Reynaldo Azevedo, como bem salientou Gilberto de Mello Kujawski em ‘O Estado de São Paulo’ do último dia 15, chegou perto de desarticular o discurso preconceituoso do candidato.

Os próprios movimentos impulsivos do ‘animal midiático’ em que Maluf se transforma quando se vê em frente às câmeras ameaçam o sucesso de sua empreitada eleitoral e judicial. A superexposição incomoda.’



Carlos Heitor Cony

‘O pior do melhor’, copyright Folha de S. Paulo, 21/07/04

‘Enquanto não descobrirem a maneira mais nobre de fazer campanha eleitoral, o espetáculo resultante é deprimente, deixa mal os candidatos e os próprios eleitores, que recebem apelos disparatados e nem sempre dignos.

Já foi dito -nem merece ser repetido- que a democracia é a pior forma de governo, tirante as demais.

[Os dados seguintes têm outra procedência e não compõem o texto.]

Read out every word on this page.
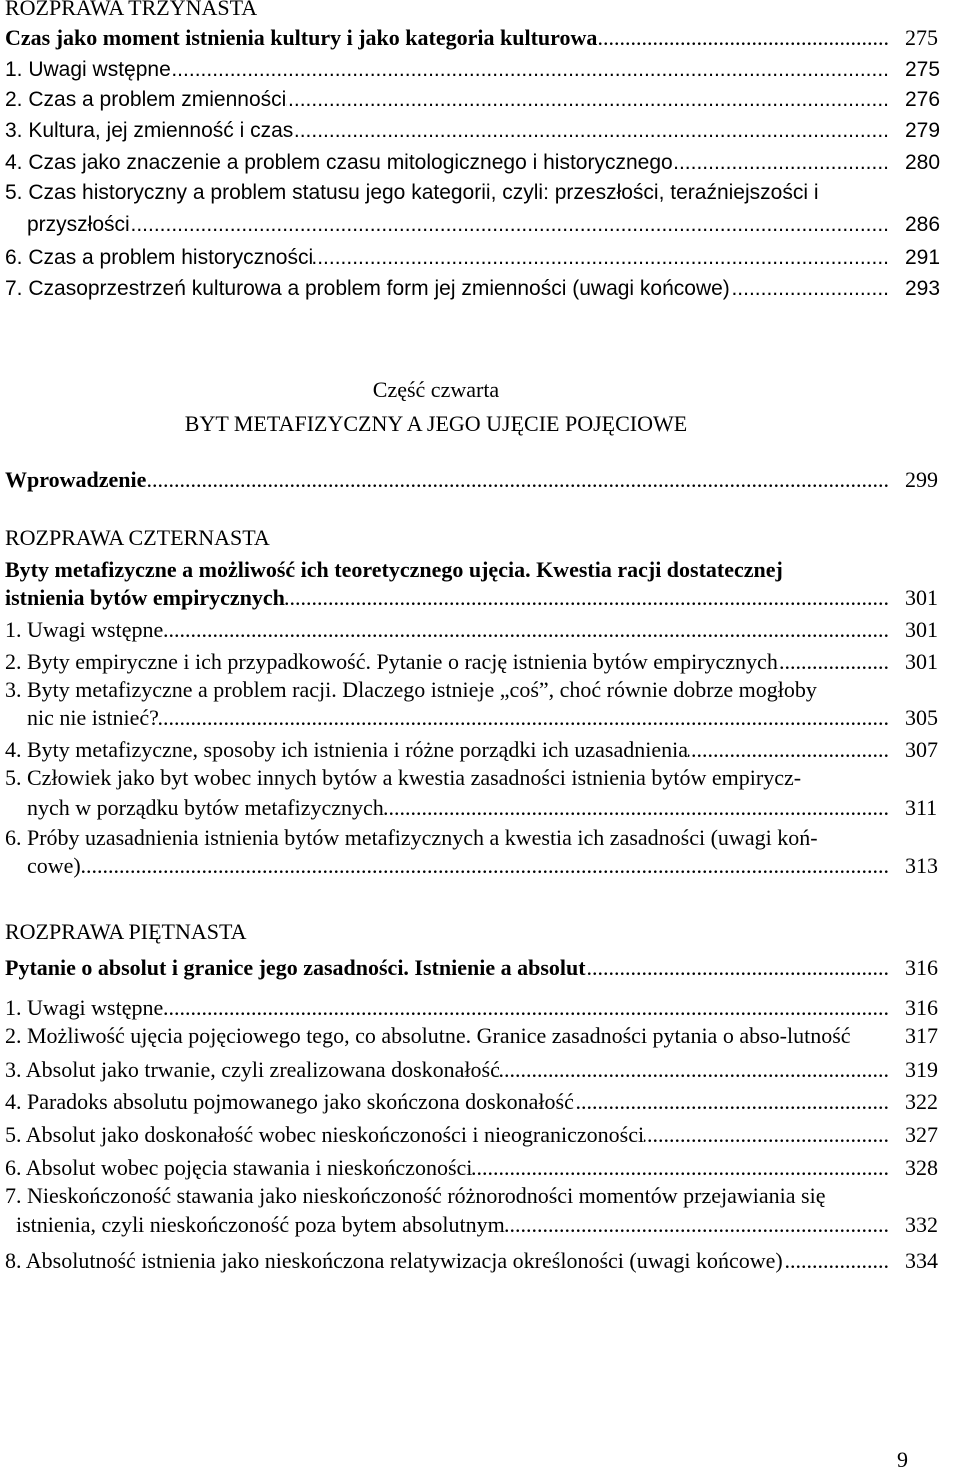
ROZPRAWA TRZYNASTA
Czas jako moment istnienia kultury i jako kategoria kulturowa .....	275
1. Uwagi wstępne .....	275
2. Czas a problem zmienności .....	276
3. Kultura, jej zmienność i czas .....	279
4. Czas jako znaczenie a problem czasu mitologicznego i historycznego .....	280
5. Czas historyczny a problem statusu jego kategorii, czyli: przeszłości, teraźniejszości i
przyszłości .....	286
6. Czas a problem historyczności .....	291
7. Czasoprzestrzeń kulturowa a problem form jej zmienności (uwagi końcowe) .....	293
Część czwarta
BYT METAFIZYCZNY A JEGO UJĘCIE POJĘCIOWE
Wprowadzenie .....	299
ROZPRAWA CZTERNASTA
Byty metafizyczne a możliwość ich teoretycznego ujęcia. Kwestia racji dostatecznej
istnienia bytów empirycznych .....	301
1. Uwagi wstępne .....	301
2. Byty empiryczne i ich przypadkowość. Pytanie o rację istnienia bytów empirycznych .....	301
3. Byty metafizyczne a problem racji. Dlaczego istnieje „coś”, choć równie dobrze mogłoby
nic nie istnieć? .....	305
4. Byty metafizyczne, sposoby ich istnienia i różne porządki ich uzasadnienia .....	307
5. Człowiek jako byt wobec innych bytów a kwestia zasadności istnienia bytów empirycz-
nych w porządku bytów metafizycznych .....	311
6. Próby uzasadnienia istnienia bytów metafizycznych a kwestia ich zasadności (uwagi koń-
cowe) .....	313
ROZPRAWA PIĘTNASTA
Pytanie o absolut i granice jego zasadności. Istnienie a absolut .....	316
1. Uwagi wstępne .....	316
2. Możliwość ujęcia pojęciowego tego, co absolutne. Granice zasadności pytania o abso-lutność 317
3. Absolut jako trwanie, czyli zrealizowana doskonałość .....	319
4. Paradoks absolutu pojmowanego jako skończona doskonałość .....	322
5. Absolut jako doskonałość wobec nieskończoności i nieograniczoności .....	327
6. Absolut wobec pojęcia stawania i nieskończoności .....	328
7. Nieskończoność stawania jako nieskończoność różnorodności momentów przejawiania się
istnienia, czyli nieskończoność poza bytem absolutnym .....	332
8. Absolutność istnienia jako nieskończona relatywizacja określoności (uwagi końcowe) .....	334
9
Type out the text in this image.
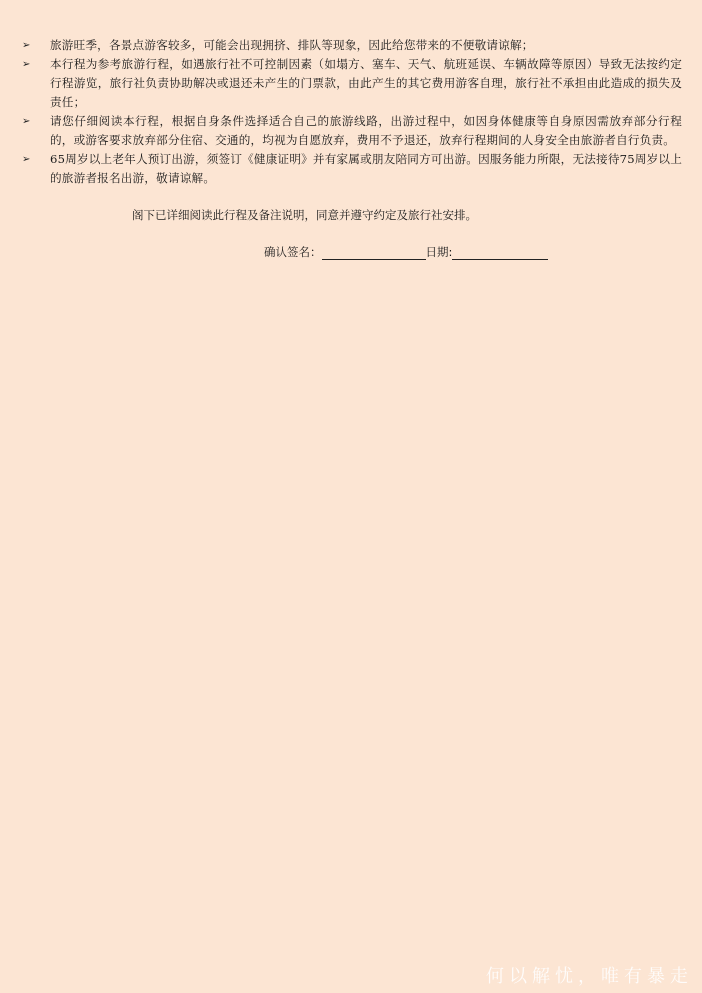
➢	旅游旺季，各景点游客较多，可能会出现拥挤、排队等现象，因此给您带来的不便敬请谅解；
➢	本行程为参考旅游行程，如遇旅行社不可控制因素（如塌方、塞车、天气、航班延误、车辆故障等原因）导致无法按约定行程游览，旅行社负责协助解决或退还未产生的门票款，由此产生的其它费用游客自理，旅行社不承担由此造成的损失及责任；
➢	请您仔细阅读本行程，根据自身条件选择适合自己的旅游线路，出游过程中，如因身体健康等自身原因需放弃部分行程的，或游客要求放弃部分住宿、交通的，均视为自愿放弃，费用不予退还，放弃行程期间的人身安全由旅游者自行负责。
➢	65周岁以上老年人预订出游，须签订《健康证明》并有家属或朋友陪同方可出游。因服务能力所限，无法接待75周岁以上的旅游者报名出游，敬请谅解。

阁下已详细阅读此行程及备注说明，同意并遵守约定及旅行社安排。

确认签名：	日期:
何以解忧，唯有暴走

E, pensando bem, esta ‘pior’ forma de governo começa e muitas vezes acaba no funil da eleição em si, ou seja, no método de procurar o cidadão ou os cidadãos que governem os outros.

Nos tempos do regime militar, foi tentada uma forma decente demais para a comunicação entre os candidatos e eleitores. Uma foto três por quatro, nome completo do cujo, profissão, estado civil, prole se houvesse e, evidentemente o partido, que era cara ou coroa, Arena ou MDB.

Não funcionou nem era para funcionar, antes, para avacalhar mais ainda o processo eleitoral. No pólo oposto, temos a exposição exagerada dos candidatos, comendo desde buchada de bode, lambendo os dedos com doces esfarinhados e com sanduíches de mortadela que concorrem com a empada que matou o guarda dos botequins.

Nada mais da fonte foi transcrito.